Qu’est-ce qu’un actinide mineur ?

Publié le 21 février 2024
Vos questions

Bien que les actinides mineurs représentent une quantité très infime du volume des déchets nucléaires, ce sont les éléments dont la radioactivité, très importante, dure le plus longtemps. Exclusivement générés au sein des réacteurs nucléaires, les actinides mineurs sont des descendants des isotopes de l’uranium.

Les actinides et les actinides mineurs sont deux groupes d’éléments chimiques apparentés. La différence entre ces deux familles réside principalement dans leur quantité. La prise en charge des actinides mineurs est un enjeu clé de la filière électronucléaire.

LES ACTINIDES

Les actinides sont des métaux lourds dont le numéro atomique est compris entre 89 (l’actinium, dont les actinides tirent leur nom) et 103 (le lawrencium). Cette famille, classée dans le tableau périodique (image ci-dessous), est composée de 15 éléments aux propriétés chimiques similaires.

L’uranium, de numéro atomique 92, appartient à cette famille et c’est l’élément le plus lourd que l’on trouve dans la nature.
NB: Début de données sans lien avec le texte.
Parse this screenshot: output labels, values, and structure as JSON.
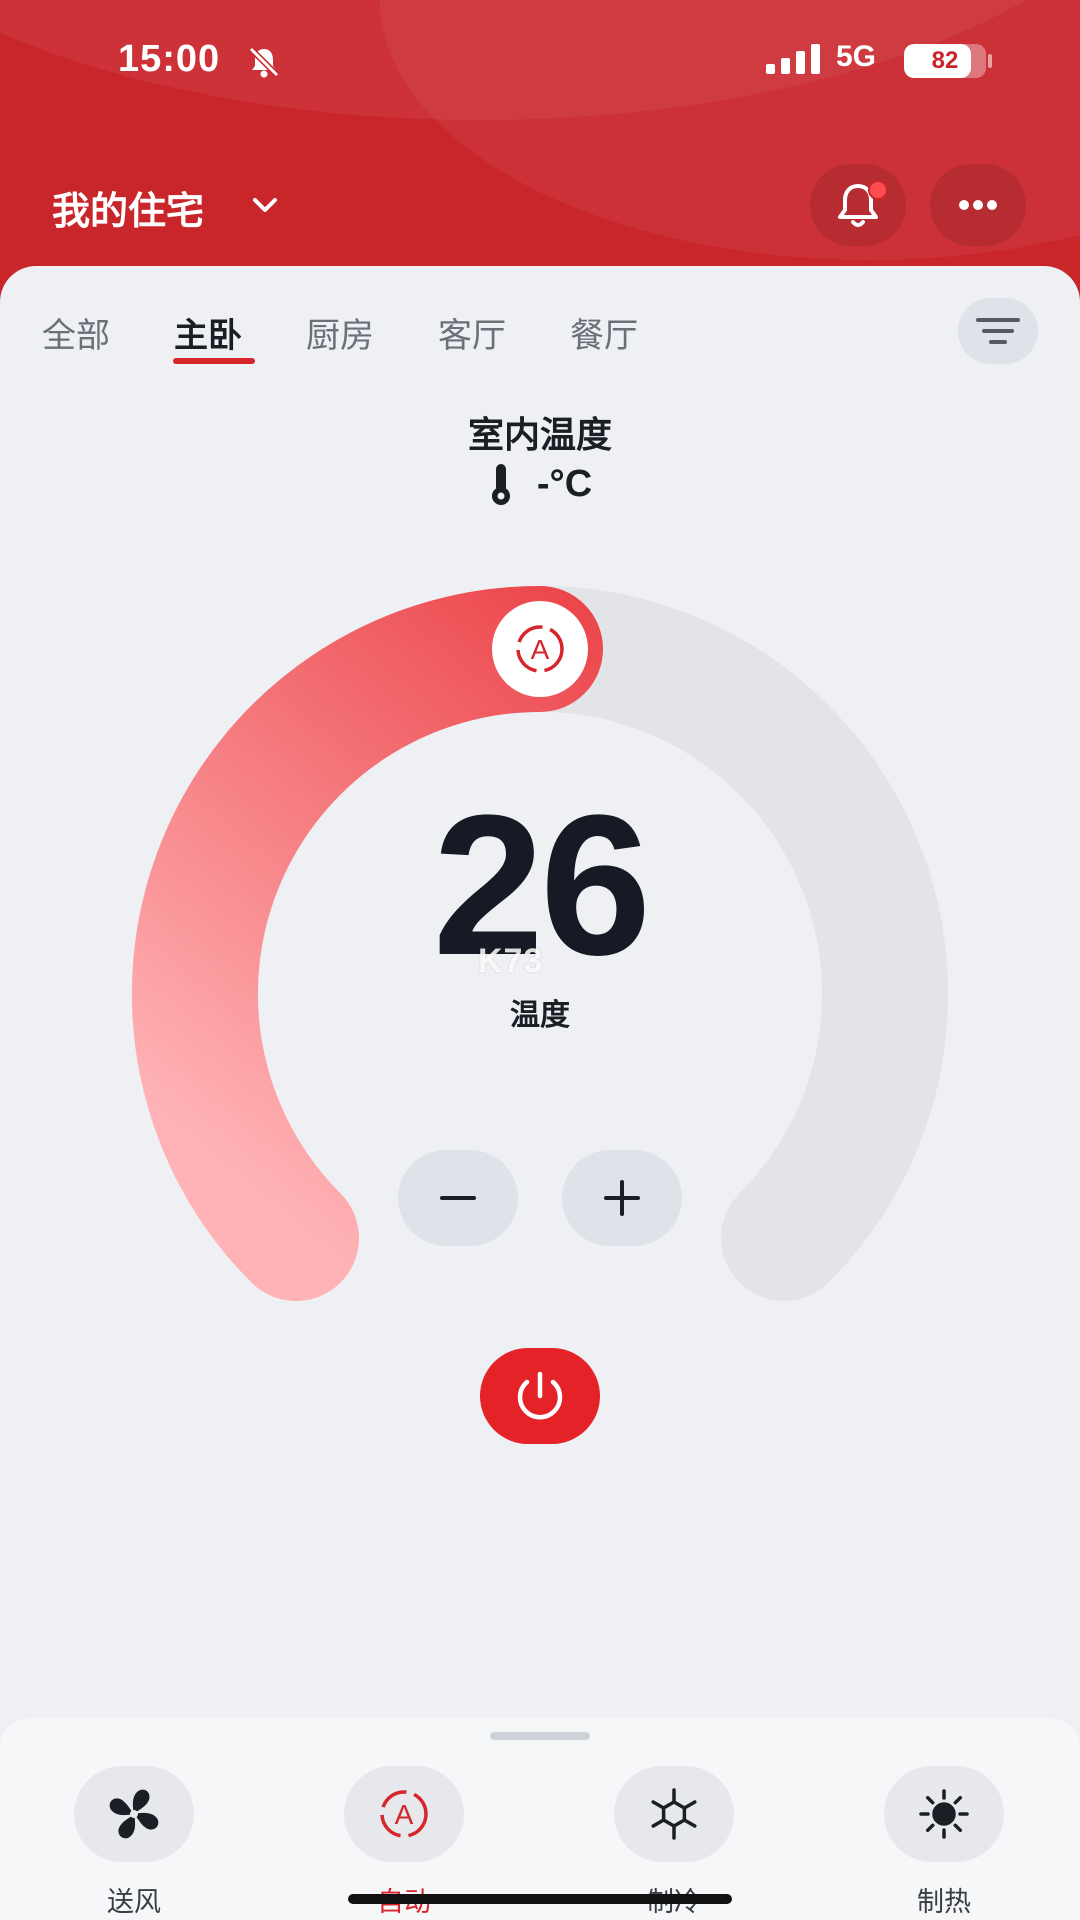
{
  "status_bar": {
    "time": "15:00",
    "network": "5G",
    "battery_level": 82,
    "battery_text": "82"
  },
  "header": {
    "home_title": "我的住宅"
  },
  "tabs": [
    {
      "label": "全部"
    },
    {
      "label": "主卧"
    },
    {
      "label": "厨房"
    },
    {
      "label": "客厅"
    },
    {
      "label": "餐厅"
    }
  ],
  "active_tab": "主卧",
  "indoor": {
    "label": "室内温度",
    "value": "-°C"
  },
  "dial": {
    "set_temperature": "26",
    "temperature_label": "温度",
    "level_fraction": 0.5,
    "watermark": "K73"
  },
  "modes": [
    {
      "label": "送风",
      "icon": "fan-icon"
    },
    {
      "label": "自动",
      "icon": "auto-mode-icon"
    },
    {
      "label": "制冷",
      "icon": "snowflake-icon"
    },
    {
      "label": "制热",
      "icon": "sun-icon"
    }
  ],
  "active_mode": "自动",
  "colors": {
    "brand_red": "#c9262c",
    "accent_red": "#e52227",
    "arc_start": "#ffb3b6",
    "arc_end": "#e52227",
    "arc_track": "#e3e4e7",
    "text_dark": "#1b1e25"
  }
}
Au-delà de l’uranium, ce sont des éléments artificiels, appelés encore transuraniens (les éléments chimiques dont le numéro atomique est supérieur à l’uranium), créés dans les réacteurs nucléaires (donc anthropiques) par différents réactions nucléaires ou par décroissance radioactive d’autres actinides. Parmi ces éléments, on trouve le plutonium qui est formé en grandes quantités alors que les autres sont formés en quantités beaucoup plus petites : c’est la raison pour laquelle on les qualifie de « mineurs ».
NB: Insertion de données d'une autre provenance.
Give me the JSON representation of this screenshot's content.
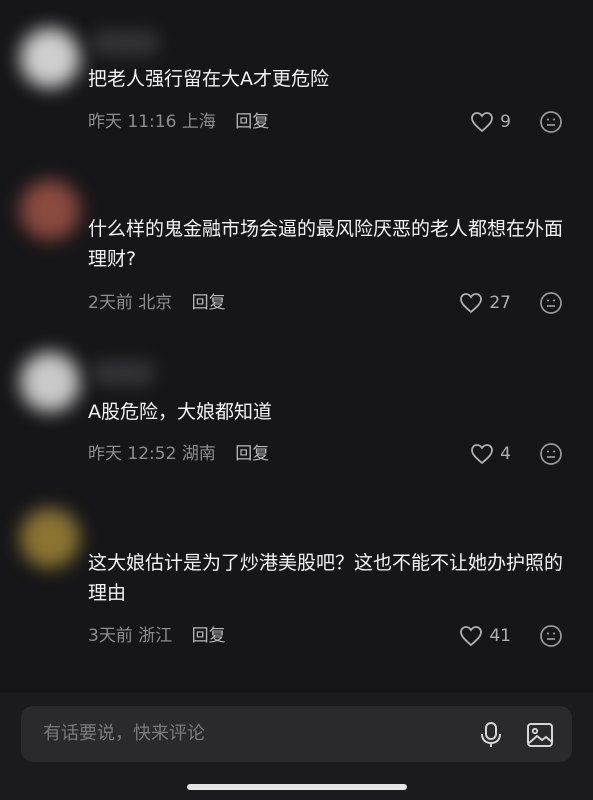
{
  "comments": [
    {
      "text": "把老人强行留在大A才更危险",
      "time": "昨天 11:16",
      "location": "上海",
      "reply": "回复",
      "likes": "9"
    },
    {
      "text": "什么样的鬼金融市场会逼的最风险厌恶的老人都想在外面理财?",
      "time": "2天前",
      "location": "北京",
      "reply": "回复",
      "likes": "27"
    },
    {
      "text": "A股危险，大娘都知道",
      "time": "昨天 12:52",
      "location": "湖南",
      "reply": "回复",
      "likes": "4"
    },
    {
      "text": "这大娘估计是为了炒港美股吧？这也不能不让她办护照的理由",
      "time": "3天前",
      "location": "浙江",
      "reply": "回复",
      "likes": "41"
    }
  ],
  "input": {
    "placeholder": "有话要说，快来评论"
  },
  "icons": {
    "like": "heart-outline-icon",
    "emoji": "smiley-face-icon",
    "mic": "microphone-icon",
    "image": "image-icon"
  },
  "colors": {
    "background": "#161618",
    "text": "#f2f2f2",
    "meta": "#8d8d92"
  }
}
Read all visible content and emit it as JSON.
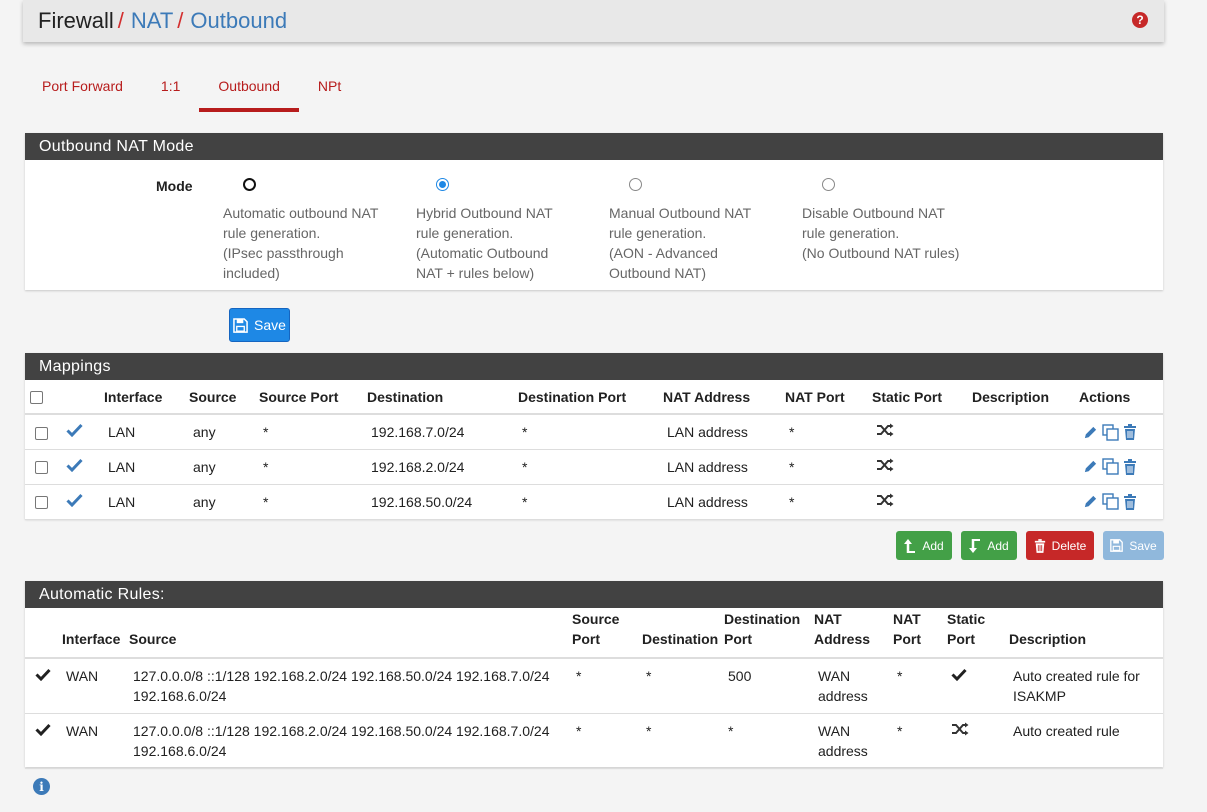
{
  "breadcrumb": {
    "root": "Firewall",
    "items": [
      "NAT",
      "Outbound"
    ],
    "separator": "/"
  },
  "tabs": [
    "Port Forward",
    "1:1",
    "Outbound",
    "NPt"
  ],
  "active_tab": "Outbound",
  "mode_panel": {
    "title": "Outbound NAT Mode",
    "mode_label": "Mode",
    "options": [
      {
        "lines": [
          "Automatic outbound NAT",
          "rule generation.",
          "(IPsec passthrough",
          "included)"
        ],
        "state": "focused"
      },
      {
        "lines": [
          "Hybrid Outbound NAT",
          "rule generation.",
          "(Automatic Outbound",
          "NAT + rules below)"
        ],
        "state": "checked"
      },
      {
        "lines": [
          "Manual Outbound NAT",
          "rule generation.",
          "(AON - Advanced",
          "Outbound NAT)"
        ],
        "state": "unchecked"
      },
      {
        "lines": [
          "Disable Outbound NAT",
          "rule generation.",
          "(No Outbound NAT rules)"
        ],
        "state": "unchecked"
      }
    ],
    "save_label": "Save"
  },
  "mappings": {
    "title": "Mappings",
    "columns": [
      "Interface",
      "Source",
      "Source Port",
      "Destination",
      "Destination Port",
      "NAT Address",
      "NAT Port",
      "Static Port",
      "Description",
      "Actions"
    ],
    "rows": [
      {
        "interface": "LAN",
        "source": "any",
        "source_port": "*",
        "destination": "192.168.7.0/24",
        "destination_port": "*",
        "nat_address": "LAN address",
        "nat_port": "*",
        "description": ""
      },
      {
        "interface": "LAN",
        "source": "any",
        "source_port": "*",
        "destination": "192.168.2.0/24",
        "destination_port": "*",
        "nat_address": "LAN address",
        "nat_port": "*",
        "description": ""
      },
      {
        "interface": "LAN",
        "source": "any",
        "source_port": "*",
        "destination": "192.168.50.0/24",
        "destination_port": "*",
        "nat_address": "LAN address",
        "nat_port": "*",
        "description": ""
      }
    ],
    "buttons": {
      "add_top": "Add",
      "add_bottom": "Add",
      "delete": "Delete",
      "save": "Save"
    }
  },
  "auto_rules": {
    "title": "Automatic Rules:",
    "columns": {
      "interface": "Interface",
      "source": "Source",
      "source_port": [
        "Source",
        "Port"
      ],
      "destination": "Destination",
      "destination_port": [
        "Destination",
        "Port"
      ],
      "nat_address": [
        "NAT",
        "Address"
      ],
      "nat_port": [
        "NAT",
        "Port"
      ],
      "static_port": [
        "Static",
        "Port"
      ],
      "description": "Description"
    },
    "rows": [
      {
        "interface": "WAN",
        "source": [
          "127.0.0.0/8 ::1/128 192.168.2.0/24 192.168.50.0/24 192.168.7.0/24",
          "192.168.6.0/24"
        ],
        "source_port": "*",
        "destination": "*",
        "destination_port": "500",
        "nat_address": [
          "WAN",
          "address"
        ],
        "nat_port": "*",
        "static_icon": "check-icon",
        "description": [
          "Auto created rule for",
          "ISAKMP"
        ]
      },
      {
        "interface": "WAN",
        "source": [
          "127.0.0.0/8 ::1/128 192.168.2.0/24 192.168.50.0/24 192.168.7.0/24",
          "192.168.6.0/24"
        ],
        "source_port": "*",
        "destination": "*",
        "destination_port": "*",
        "nat_address": [
          "WAN",
          "address"
        ],
        "nat_port": "*",
        "static_icon": "shuffle-icon",
        "description": [
          "Auto created rule"
        ]
      }
    ]
  },
  "colors": {
    "accent_red": "#b71c1c",
    "link_blue": "#3c7ab8",
    "panel_header": "#424242",
    "success_green": "#43a047",
    "danger_red": "#c62828",
    "primary_blue": "#1e88e5"
  }
}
Tableau périodique des éléments

 

LES ACTINIDES MINEURS

Les actinides « mineurs », produits dans les réacteurs, représentent environ 600 grammes par tonne de combustible irradié, soit 1 tonne par an pour le parc nucléaire français. Pour une décharge annuelle de combustibles à l’uranium enrichi usés d’un réacteur de 1300 MW par exemple , on retrouve en moyenne 33 tonnes d’uranium (~ 94 %), 1,2 tonne de produits de fission (~ 4 %), 360 kg de plutonium (~ 1,2 %), et 27 kg d’actinides mineurs (< 0,1 %).

On en distingue 3 familles principales :

  • Le neptunium-237. Il a une activité radiologique assez faible. Sa demi-vie est de 2,15 millions d’années.
  • Les deux isotopes de l’américium. L’américium-241 a une demi-vie de 432 ans. Passé le demi-siècle et jusqu’à quelques milliers d’années, il devient l’élément qui concentre le plus d’activité dans les déchets de haute activité. L’américium-243, lui a une demi-vie de 7 370 ans.
  • Les isotopes du curium (243, 244 et 245). Le curium-244 principalement, en sortie de réacteur, concentre environ 60 % de l’activité radiologique. Il disparaît à l’échelle du siècle, avec une demi-vie de 18 ans.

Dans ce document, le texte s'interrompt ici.